Mi fu consigliata una dieta a base di latticini per accumulare calcio, ma per assimilarlo dovevo prendere il sole. Pensando che la convalescenza sarebbe stata più rapida, bevevo tre o quattro litri di latte al giorno, e mi allungavo su una sedia a sdraio tra le due e le cinque del pomeriggio (nei giorni nuvolosi usavo una lampada abbronzante), il che mi procurava ulcere, macchie sul viso, ingrigimento e disidratazione. Quando constatai che non c’erano miglioramenti, decisi di provare questa macchina, imponendo alcune condizioni, come la messa a punto di un sistema di password inviolabile e il veto alla possibilità che uno dei suoi programmi correggesse le dettature sulla base di una qualsiasi istituzione della lingua spagnola.

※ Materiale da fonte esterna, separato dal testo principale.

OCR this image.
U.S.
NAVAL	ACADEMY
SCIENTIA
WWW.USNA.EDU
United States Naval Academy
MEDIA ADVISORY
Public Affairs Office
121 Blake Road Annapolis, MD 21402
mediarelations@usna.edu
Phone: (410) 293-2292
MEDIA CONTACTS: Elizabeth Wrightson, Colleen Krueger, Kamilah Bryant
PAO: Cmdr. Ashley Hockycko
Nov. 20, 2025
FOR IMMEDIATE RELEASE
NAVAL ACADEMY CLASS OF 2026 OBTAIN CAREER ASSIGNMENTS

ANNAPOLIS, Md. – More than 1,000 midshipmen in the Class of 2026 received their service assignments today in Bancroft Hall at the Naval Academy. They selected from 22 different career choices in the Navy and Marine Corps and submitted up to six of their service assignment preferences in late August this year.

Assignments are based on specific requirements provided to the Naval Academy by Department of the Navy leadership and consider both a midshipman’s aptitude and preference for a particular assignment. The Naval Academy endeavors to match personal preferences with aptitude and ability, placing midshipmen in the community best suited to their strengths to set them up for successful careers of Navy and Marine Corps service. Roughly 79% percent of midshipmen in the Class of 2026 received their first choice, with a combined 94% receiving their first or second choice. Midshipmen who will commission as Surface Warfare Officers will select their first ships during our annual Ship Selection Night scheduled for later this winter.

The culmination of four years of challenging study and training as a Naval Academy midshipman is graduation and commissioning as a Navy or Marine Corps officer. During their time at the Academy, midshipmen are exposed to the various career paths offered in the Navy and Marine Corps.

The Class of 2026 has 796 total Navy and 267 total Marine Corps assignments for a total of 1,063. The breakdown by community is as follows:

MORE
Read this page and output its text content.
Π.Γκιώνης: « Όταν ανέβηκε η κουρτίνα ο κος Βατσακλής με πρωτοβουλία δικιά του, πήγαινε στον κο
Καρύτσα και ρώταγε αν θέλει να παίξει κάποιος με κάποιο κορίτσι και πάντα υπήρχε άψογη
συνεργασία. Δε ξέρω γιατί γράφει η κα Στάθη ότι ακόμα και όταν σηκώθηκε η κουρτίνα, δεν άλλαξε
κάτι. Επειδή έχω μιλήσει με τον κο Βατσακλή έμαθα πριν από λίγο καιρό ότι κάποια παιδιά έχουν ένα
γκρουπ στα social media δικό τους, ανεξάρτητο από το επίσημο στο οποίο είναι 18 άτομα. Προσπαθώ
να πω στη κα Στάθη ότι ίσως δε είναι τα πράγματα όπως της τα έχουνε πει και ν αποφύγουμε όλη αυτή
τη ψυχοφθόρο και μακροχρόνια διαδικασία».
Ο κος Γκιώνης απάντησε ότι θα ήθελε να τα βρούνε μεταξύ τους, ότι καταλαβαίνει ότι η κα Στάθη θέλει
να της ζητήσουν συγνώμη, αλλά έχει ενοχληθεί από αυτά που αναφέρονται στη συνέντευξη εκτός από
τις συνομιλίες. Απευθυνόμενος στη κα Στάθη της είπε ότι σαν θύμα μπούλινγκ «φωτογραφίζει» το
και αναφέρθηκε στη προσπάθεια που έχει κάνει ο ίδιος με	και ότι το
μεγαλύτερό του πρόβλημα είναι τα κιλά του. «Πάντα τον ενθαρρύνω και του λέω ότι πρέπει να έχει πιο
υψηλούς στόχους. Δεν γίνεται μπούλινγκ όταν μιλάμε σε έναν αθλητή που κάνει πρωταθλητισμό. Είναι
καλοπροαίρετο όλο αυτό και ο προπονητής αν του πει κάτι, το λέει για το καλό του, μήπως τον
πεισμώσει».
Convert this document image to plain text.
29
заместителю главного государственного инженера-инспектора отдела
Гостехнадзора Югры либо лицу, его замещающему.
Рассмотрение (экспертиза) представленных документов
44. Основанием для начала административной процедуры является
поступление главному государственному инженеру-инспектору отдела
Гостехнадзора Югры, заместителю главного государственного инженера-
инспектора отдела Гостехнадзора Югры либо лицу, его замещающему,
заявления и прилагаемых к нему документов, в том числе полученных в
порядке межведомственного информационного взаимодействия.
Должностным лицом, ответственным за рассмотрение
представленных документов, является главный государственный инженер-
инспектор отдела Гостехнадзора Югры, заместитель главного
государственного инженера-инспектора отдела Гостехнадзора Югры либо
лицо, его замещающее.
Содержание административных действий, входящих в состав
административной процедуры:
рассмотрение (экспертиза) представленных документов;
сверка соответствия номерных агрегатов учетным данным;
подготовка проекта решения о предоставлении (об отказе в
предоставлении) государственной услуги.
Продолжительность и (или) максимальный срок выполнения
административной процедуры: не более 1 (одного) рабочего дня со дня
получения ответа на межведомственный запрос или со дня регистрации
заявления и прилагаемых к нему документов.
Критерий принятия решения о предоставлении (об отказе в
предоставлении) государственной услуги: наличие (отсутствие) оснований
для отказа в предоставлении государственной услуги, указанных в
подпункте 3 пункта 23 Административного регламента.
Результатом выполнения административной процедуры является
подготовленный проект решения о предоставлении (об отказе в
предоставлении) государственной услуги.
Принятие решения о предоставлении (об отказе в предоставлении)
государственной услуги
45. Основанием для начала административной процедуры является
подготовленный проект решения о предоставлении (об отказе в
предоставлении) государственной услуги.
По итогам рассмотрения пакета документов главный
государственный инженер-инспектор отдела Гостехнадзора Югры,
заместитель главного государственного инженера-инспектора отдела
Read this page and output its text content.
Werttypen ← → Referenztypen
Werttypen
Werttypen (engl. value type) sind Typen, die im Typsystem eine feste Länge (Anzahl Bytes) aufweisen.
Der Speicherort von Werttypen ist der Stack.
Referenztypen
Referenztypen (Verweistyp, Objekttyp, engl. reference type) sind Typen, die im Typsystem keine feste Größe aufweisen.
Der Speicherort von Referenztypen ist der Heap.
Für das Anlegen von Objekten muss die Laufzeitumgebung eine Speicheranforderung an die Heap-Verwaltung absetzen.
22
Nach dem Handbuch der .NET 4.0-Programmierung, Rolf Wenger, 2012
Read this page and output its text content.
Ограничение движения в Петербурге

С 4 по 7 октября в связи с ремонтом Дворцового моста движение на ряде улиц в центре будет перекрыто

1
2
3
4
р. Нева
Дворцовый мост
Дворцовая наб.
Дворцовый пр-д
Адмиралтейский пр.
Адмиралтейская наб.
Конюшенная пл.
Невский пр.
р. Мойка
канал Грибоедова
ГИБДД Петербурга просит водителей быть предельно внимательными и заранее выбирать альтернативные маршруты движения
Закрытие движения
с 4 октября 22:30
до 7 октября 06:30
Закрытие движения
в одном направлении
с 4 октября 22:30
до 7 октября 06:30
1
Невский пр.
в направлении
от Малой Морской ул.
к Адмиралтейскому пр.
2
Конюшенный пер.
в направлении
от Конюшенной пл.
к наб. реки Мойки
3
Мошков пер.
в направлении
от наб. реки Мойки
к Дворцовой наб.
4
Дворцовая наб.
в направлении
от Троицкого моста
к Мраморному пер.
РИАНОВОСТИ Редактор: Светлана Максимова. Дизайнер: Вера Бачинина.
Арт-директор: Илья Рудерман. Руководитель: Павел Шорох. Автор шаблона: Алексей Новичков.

Fui molto chiaro. Se non potevo scriverlo con le mani, volevo fare un libro direttamente con la mia voce, con la sporcizia della lingua parlata, i suoi slittamenti e la sua insensatezza; una lingua inconscia, se così si può dire. I miei lavori precedenti erano sin troppo corretti (so che in certi ambienti mi chiamano “il correttore”: che mi facciano un bel pompino), vista la sfortuna di essere uno scrittore senza scrittura, per non approfittare della possibilità che l’esperienza letteraria fosse davvero organica. Così introdussi nella macchina il mio linguaggio personale che, esista o meno, è parte della mia opera. In tutto ci sono quattordicimila parole che considero “mie”, ottomila in meno rispetto al Don Chisciotte, e mi sorprese venire a sapere che quelle che usavo di più, oltre alle preposizioni, ai nomi propri e ai pronomi, erano “pampa” e “città”.